What's wierd is even though there is a index on bankaccountid table it
doesnt use that index, it uses the index on the userid table and the
execution time is little better but it still takes over a minute to
execute .



From:
Pierre-Frédéric Caillaud
Date:

    Your suffering comes from the "where ba.bankaccountID = u.bankaccountID"
in the subselect. It means postgres has to run the subselect once for each
row in Users.

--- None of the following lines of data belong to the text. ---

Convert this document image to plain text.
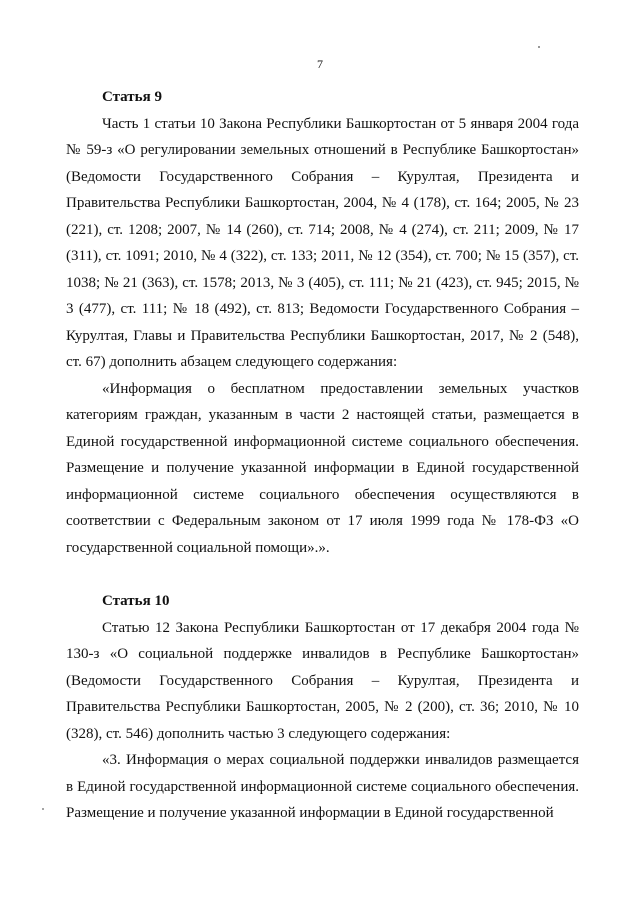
7

Статья 9

Часть 1 статьи 10 Закона Республики Башкортостан от 5 января 2004 года № 59-з «О регулировании земельных отношений в Республике Башкортостан» (Ведомости Государственного Собрания – Курултая, Президента и Правительства Республики Башкортостан, 2004, № 4 (178), ст. 164; 2005, № 23 (221), ст. 1208; 2007, № 14 (260), ст. 714; 2008, № 4 (274), ст. 211; 2009, № 17 (311), ст. 1091; 2010, № 4 (322), ст. 133; 2011, № 12 (354), ст. 700; № 15 (357), ст. 1038; № 21 (363), ст. 1578; 2013, № 3 (405), ст. 111; № 21 (423), ст. 945; 2015, № 3 (477), ст. 111; № 18 (492), ст. 813; Ведомости Государственного Собрания – Курултая, Главы и Правительства Республики Башкортостан, 2017, № 2 (548), ст. 67) дополнить абзацем следующего содержания:

«Информация о бесплатном предоставлении земельных участков категориям граждан, указанным в части 2 настоящей статьи, размещается в Единой государственной информационной системе социального обеспечения. Размещение и получение указанной информации в Единой государственной информационной системе социального обеспечения осуществляются в соответствии с Федеральным законом от 17 июля 1999 года № 178-ФЗ «О государственной социальной помощи».».

Статья 10

Статью 12 Закона Республики Башкортостан от 17 декабря 2004 года № 130-з «О социальной поддержке инвалидов в Республике Башкортостан» (Ведомости Государственного Собрания – Курултая, Президента и Правительства Республики Башкортостан, 2005, № 2 (200), ст. 36; 2010, № 10 (328), ст. 546) дополнить частью 3 следующего содержания:

«3. Информация о мерах социальной поддержки инвалидов размещается в Единой государственной информационной системе социального обеспечения. Размещение и получение указанной информации в Единой государственной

You want the subselect to run only once, and return one (or
more?) bankaccountid's, then fetch the users from Users.

    Just remove the "where ba.bankaccountID = u.bankaccountID" !

> select userID, fname, lname, email, phone, dateEntered, dateCanceled,
> dateSuspended, billAmount, billDate, dateBilled, datePaid, '?' as
> searches
> from Users u
> where bankaccountid in  (select bankaccountid
>            from bankaccount ba
>            where ba.bankaccountID = u.bankaccountID
>            and   ba.accountnumber = '12345678'
>            and ba.routingNumber = '12345678')
> order by UserID desc
> limit 500

New version :

  select userID, fname, lname, email, phone, dateEntered, dateCanceled,
  dateSuspended, billAmount, billDate, dateBilled, datePaid, '?' as
  searches
  from Users u
  where bankaccountid in  (select bankaccountid
             from bankaccount ba
             WHERE    ba.accountnumber = '12345678'
             and ba.routingNumber = '12345678')

You could also do this :

  select u.* from Users u, bankaccount ba
    where u.bankaccountid = ba.bankaccountid
    and   ba.accountnumber = '12345678'
             and ba.routingNumber = '12345678')




From:
Pallav Kalva
Date:

Pierre-Frédéric Caillaud wrote:

>
>     Your suffering comes from the "where ba.bankaccountID =
> u.bankaccountID"  in the subselect. It means postgres has to run the
> subselect once for each  row in Users. You want the subselect to run
> only once, and return one (or  more?) bankaccountid's, then fetch the
> users from Users.
>
>     Just remove the "where ba.bankaccountID = u.bankaccountID" !
>
>> select userID, fname, lname, email, phone, dateEntered, dateCanceled,
>> dateSuspended, billAmount, billDate, dateBilled, datePaid, '?' as
>> searches
>> from Users u
>> where bankaccountid in  (select bankaccountid
>>            from bankaccount ba
>>            where ba.bankaccountID = u.bankaccountID
>>            and   ba.accountnumber = '12345678'
>>            and ba.routingNumber = '12345678')
>> order by UserID desc
>> limit 500
>
>
> New version :
>
>  select userID, fname, lname, email, phone, dateEntered, dateCanceled,
>  dateSuspended, billAmount, billDate, dateBilled, datePaid, '?' as
>  searches
>  from Users u
>  where bankaccountid in  (select bankaccountid
>             from bankaccount ba
>             WHERE    ba.accountnumber = '12345678'
>             and ba.routingNumber = '12345678')
>
> You could also do this :
>
>  select u.* from Users u, bankaccount ba
>     where u.bankaccountid = ba.bankaccountid
>     and   ba.accountnumber = '12345678'
>             and ba.routingNumber = '12345678')
>
>
>
Thanks! a lot that was it , it is way much better now.